One of the oldest trading theories that exists and still changes its shape is the Point and Figure trading theory. The analysis derived from it is based on rules developed over 125 years ago, and still, to this day; it offers important data that helps traders find profitable trades.
The Forex market is not that old. Everyone knows that. But, similar to other famous trading theories (Elliott Waves Theory is a perfect example), Point and Figure can be adapted to the Forex market conditions.
After all, the interpretation of a chart is the same if the basic rules are followed. Elliott Waves principle was developed for the stock market but can be used successfully in our times with the Forex market as well.
What is Point and Figure Analysis?
The starting point in understanding what Point and Figure represents should be the fact that the theory evolved in time. We’re talking about chart interpretation, and the change of this interpretation.
The method started back in time when trading tapes were being used in bucket shops. The idea was that traders needed to record prices (or write them down) and they were doing that in columns.
In doing that, the columns were rising, when prices were on an uptrend, or falling, when prices were on a downtrend. In time, traders started to note patterns in the way prices were rising or falling, and these patterns are now known as figure charts.
However, writing down numbers or quotes of a stock was a terrible thing to do, as it took a lot of time and space. To avoid that, traders started to use X’s instead of numbers. These are known as point charts.
Moving forward, in time, the rising columns were labeled with Xs and the falling ones with 0’s. The best illustration of the theory can be seen in the image below.
In time, patterns like; one box reversal or three-box reversal appeared, but as more and more data became available, the approach changed as well. Today, end-of-day point and figure charts are constructed differently.
Highs or Lows Considered
One way to build a daily Point and Figure chart is to use the high or the low as they are seen at the end of the trading day, or the close price. The first approach is also called the Cohen method, as he was the first one to stop using the tick data and to interpret bigger timeframes.
This was a good approach in the middle of the last century, but nowadays computers are offering the possibility to plot charts based on every minute’s data and are even more in-depth. Tick charts were suddenly popular again.
One of the newest approaches to treating Point and Figure charts is to use them as classical charts. This means that a concept like a trend line can be used effectively with this approach as well.
It will offer even more powerful support and resistance levels, not to mention that channeling in a Point and Figure pattern is a strong trading environment.
There are two ways to draw a trend line. The classical one is to connect higher lows in an uptrend and lower highs in a downtrend. As explained above, the resulting support and resistance levels are stronger in the case of a Point and Figure chart than in the case of a candlestick or a bar chart.
Another way is to use Gann angles to define the angle of the trend line to be drawn. It is being said that Gann believed that each financial product moves based on a specific angle.
In the case of the Forex market, following Gann’s guidelines, every currency pair should have an angle of its own. Gann defined the angles as 1×1 (the most important one), 1×2, 1×4, etc.
The 1×1 angle is the 45-degree angle, and this angle can be successfully used on Point and Figure charts to find out the breaking of support and resistance levels.
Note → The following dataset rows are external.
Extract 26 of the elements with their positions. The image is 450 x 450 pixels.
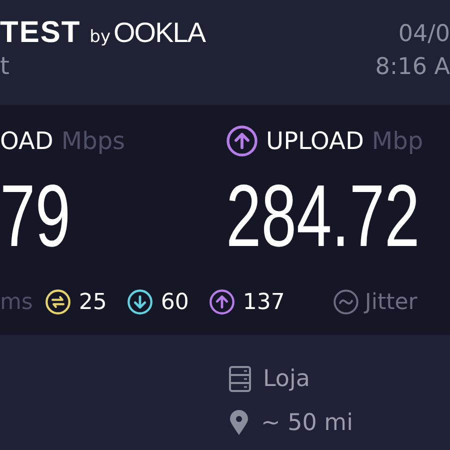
unit-label: Mbp <box>372 127 424 155</box>
ping-value: 25 <box>78 290 107 314</box>
logo-byline: by <box>90 27 111 47</box>
server-icon <box>229 366 251 392</box>
test-date: 04/0 <box>398 20 450 49</box>
subtitle: t <box>0 52 10 80</box>
server-distance: ~ 50 mi <box>261 410 353 436</box>
server-name: Loja <box>263 366 310 392</box>
location-pin-icon <box>229 410 249 436</box>
speed-value: 284.72 <box>226 171 420 261</box>
app-logo: TEST <box>0 16 81 50</box>
upload-label: UPLOAD <box>266 127 364 155</box>
upload-icon <box>226 125 258 157</box>
jitter-icon <box>332 289 359 315</box>
idle-ping-icon <box>44 289 71 315</box>
unit-label: Mbps <box>61 127 126 155</box>
ping-value: 60 <box>160 290 189 314</box>
upload-ping-icon <box>208 289 235 315</box>
speed-value: 79 <box>0 171 70 261</box>
brand-logo: OOKLA <box>114 17 206 49</box>
ping-unit: ms <box>0 290 33 314</box>
test-time: 8:16 A <box>375 53 450 82</box>
jitter-label: Jitter <box>364 290 418 314</box>
download-ping-icon <box>126 289 153 315</box>
ping-value: 137 <box>242 290 285 314</box>
download-label: OAD <box>0 127 54 155</box>
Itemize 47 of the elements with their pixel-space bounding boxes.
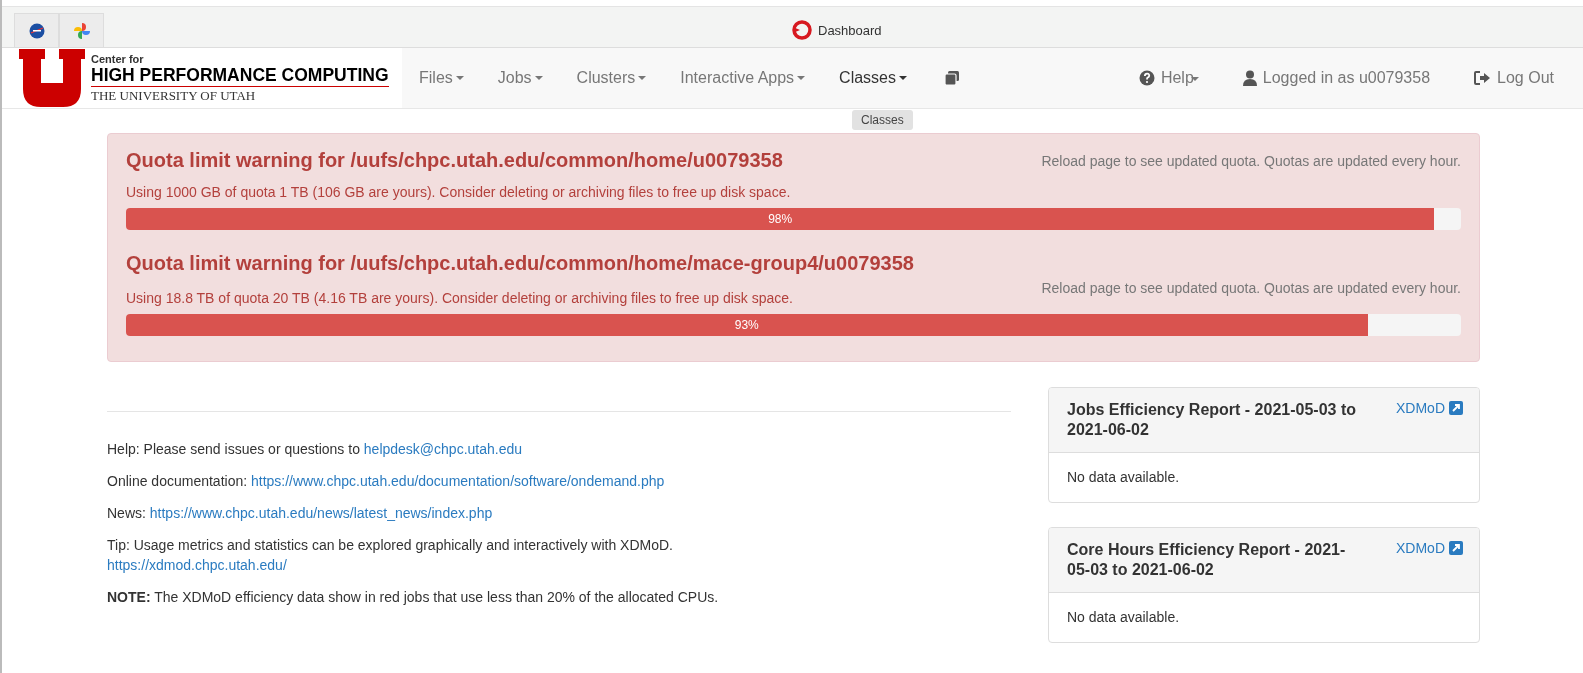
quota-usage: Using 1000 GB of quota 1 TB (106 GB are yours). Consider deleting or archiving files to free up disk space. [126,184,791,200]
pinwheel-icon [72,21,91,40]
link[interactable]: https://www.chpc.utah.edu/documentation/software/ondemand.php [251,473,665,489]
browser-tab[interactable] [59,13,104,47]
tooltip: Classes [852,110,913,130]
external-link-icon [1449,401,1463,415]
logo-title: HIGH PERFORMANCE COMPUTING [91,64,389,88]
info-paragraph: NOTE: The XDMoD efficiency data show in red jobs that use less than 20% of the allocated CPUs. [107,588,720,607]
info-paragraph: Tip: Usage metrics and statistics can be explored graphically and interactively with XDMoD. https://xdmod.chpc.utah.edu/ [107,536,674,575]
panel-title: Core Hours Efficiency Report - 2021-05-03 to 2021-06-02 [1067,540,1347,580]
progress-reading: 93% [734,318,759,332]
info-paragraph: Help: Please send issues or questions to helpdesk@chpc.utah.edu [107,440,524,459]
info-paragraph: News: https://www.chpc.utah.edu/news/latest_news/index.php [107,504,494,523]
logout-icon [1474,71,1492,85]
nav-menu[interactable]: Files [402,69,481,87]
window-title: Dashboard [818,22,882,38]
nav-link[interactable]: Logged in as u0079358 [1225,69,1448,87]
panel-title: Jobs Efficiency Report - 2021-05-03 to 2021-06-02 [1067,400,1357,440]
link[interactable]: https://www.chpc.utah.edu/news/latest_news/index.php [149,505,493,521]
help-icon [1138,70,1155,86]
quota-title: Quota limit warning for /uufs/chpc.utah.edu/common/home/u0079358 [126,149,783,172]
nav-menu[interactable]: Interactive Apps [663,69,823,87]
quota-usage: Using 18.8 TB of quota 20 TB (4.16 TB are yours). Consider deleting or archiving files to free up disk space. [126,290,793,306]
logo-university: THE UNIVERSITY OF UTAH [91,87,257,103]
nav-link[interactable]: Log Out [1457,69,1571,87]
xdmod-link[interactable]: XDMoD [1396,540,1463,556]
app-logo-icon [792,20,812,40]
panel-message: No data available. [1066,608,1181,627]
progress-reading: 98% [768,212,793,226]
quota-title: Quota limit warning for /uufs/chpc.utah.edu/common/home/mace-group4/u0079358 [126,252,914,275]
nav-menu[interactable]: Clusters [559,69,664,87]
user-icon [1242,70,1257,86]
logo-subtitle: Center for [91,53,145,65]
nav-menu[interactable]: Jobs [480,69,560,87]
nav-menu[interactable]: Classes [822,69,924,87]
link[interactable]: https://xdmod.chpc.utah.edu/ [107,557,287,573]
windows-icon[interactable] [944,70,960,86]
university-logo-icon [17,49,87,107]
info-paragraph: Online documentation: https://www.chpc.utah.edu/documentation/software/ondemand.php [107,472,666,491]
quota-note: Reload page to see updated quota. Quotas are updated every hour. [1041,153,1461,169]
browser-tab[interactable] [14,13,59,47]
external-link-icon [1449,541,1463,555]
nav-link[interactable]: Help [1121,69,1216,87]
panel-message: No data available. [1066,468,1181,487]
xdmod-link[interactable]: XDMoD [1396,400,1463,416]
link[interactable]: helpdesk@chpc.utah.edu [363,441,523,457]
quota-note: Reload page to see updated quota. Quotas are updated every hour. [1041,280,1461,296]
Other approaches call for similarities between trading the thrust of a classical contracting triangle with finding a specific target for a Point and Figure chart. In time, patterns using Point and Figure analysis were used to derive a target just as one is calculating a target based on the measured move of a reversal or continuation pattern in the classical technical analysis.
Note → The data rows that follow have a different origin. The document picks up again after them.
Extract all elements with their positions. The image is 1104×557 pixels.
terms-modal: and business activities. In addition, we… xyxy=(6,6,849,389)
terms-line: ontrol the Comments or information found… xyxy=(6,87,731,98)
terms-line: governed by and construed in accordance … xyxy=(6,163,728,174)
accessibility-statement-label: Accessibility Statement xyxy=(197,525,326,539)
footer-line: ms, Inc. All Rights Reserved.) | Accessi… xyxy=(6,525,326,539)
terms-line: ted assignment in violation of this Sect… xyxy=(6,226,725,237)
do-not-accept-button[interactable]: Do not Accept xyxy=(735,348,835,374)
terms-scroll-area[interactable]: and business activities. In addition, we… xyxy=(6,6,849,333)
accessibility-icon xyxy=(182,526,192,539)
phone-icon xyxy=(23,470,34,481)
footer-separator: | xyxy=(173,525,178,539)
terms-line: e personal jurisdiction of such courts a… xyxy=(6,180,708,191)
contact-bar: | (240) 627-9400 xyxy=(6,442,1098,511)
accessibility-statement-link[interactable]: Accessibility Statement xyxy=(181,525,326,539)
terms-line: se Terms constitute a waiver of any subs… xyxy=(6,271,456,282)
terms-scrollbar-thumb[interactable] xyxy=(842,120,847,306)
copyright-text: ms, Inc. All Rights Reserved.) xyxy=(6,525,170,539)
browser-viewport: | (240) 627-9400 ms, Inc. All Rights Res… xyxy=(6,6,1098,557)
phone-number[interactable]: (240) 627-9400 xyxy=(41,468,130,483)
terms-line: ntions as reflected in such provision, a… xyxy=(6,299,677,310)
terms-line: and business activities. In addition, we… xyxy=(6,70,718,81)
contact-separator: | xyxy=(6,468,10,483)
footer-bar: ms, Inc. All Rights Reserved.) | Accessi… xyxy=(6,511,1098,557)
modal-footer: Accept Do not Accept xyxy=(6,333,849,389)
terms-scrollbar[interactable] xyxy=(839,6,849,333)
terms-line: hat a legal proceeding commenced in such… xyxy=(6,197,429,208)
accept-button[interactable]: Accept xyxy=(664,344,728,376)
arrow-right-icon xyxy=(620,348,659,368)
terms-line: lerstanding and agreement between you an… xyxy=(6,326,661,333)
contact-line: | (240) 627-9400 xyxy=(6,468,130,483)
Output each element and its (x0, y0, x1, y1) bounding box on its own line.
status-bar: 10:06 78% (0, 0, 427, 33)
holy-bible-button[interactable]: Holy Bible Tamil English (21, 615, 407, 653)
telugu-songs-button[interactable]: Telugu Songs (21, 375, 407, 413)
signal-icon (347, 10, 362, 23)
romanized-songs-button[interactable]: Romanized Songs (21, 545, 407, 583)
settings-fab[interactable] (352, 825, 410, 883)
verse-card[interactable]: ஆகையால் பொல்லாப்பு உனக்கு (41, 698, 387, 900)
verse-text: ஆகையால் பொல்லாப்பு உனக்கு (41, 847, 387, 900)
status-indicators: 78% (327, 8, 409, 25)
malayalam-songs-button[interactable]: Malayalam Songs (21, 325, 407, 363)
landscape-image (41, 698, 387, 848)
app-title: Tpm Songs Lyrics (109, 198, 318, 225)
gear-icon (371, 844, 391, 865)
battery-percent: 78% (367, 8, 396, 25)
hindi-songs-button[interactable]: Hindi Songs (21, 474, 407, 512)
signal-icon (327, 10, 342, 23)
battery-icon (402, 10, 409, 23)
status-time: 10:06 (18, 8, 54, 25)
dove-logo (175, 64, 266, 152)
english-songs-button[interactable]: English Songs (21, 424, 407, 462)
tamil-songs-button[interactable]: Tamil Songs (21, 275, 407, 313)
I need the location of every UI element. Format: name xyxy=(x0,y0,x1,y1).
These days there is software designed to automatically transform the values of a chart into a Point and Figure one and traders must look only for reversal patterns (one box, three-box or five-box reversal patterns).
Like with any trading theory, there is a lot of room for improvement in the way the Point and Figure are interpreted. What needs to be understood is the fact that it is a more powerful approach for finding strong support and resistance areas than any other theories that exist today.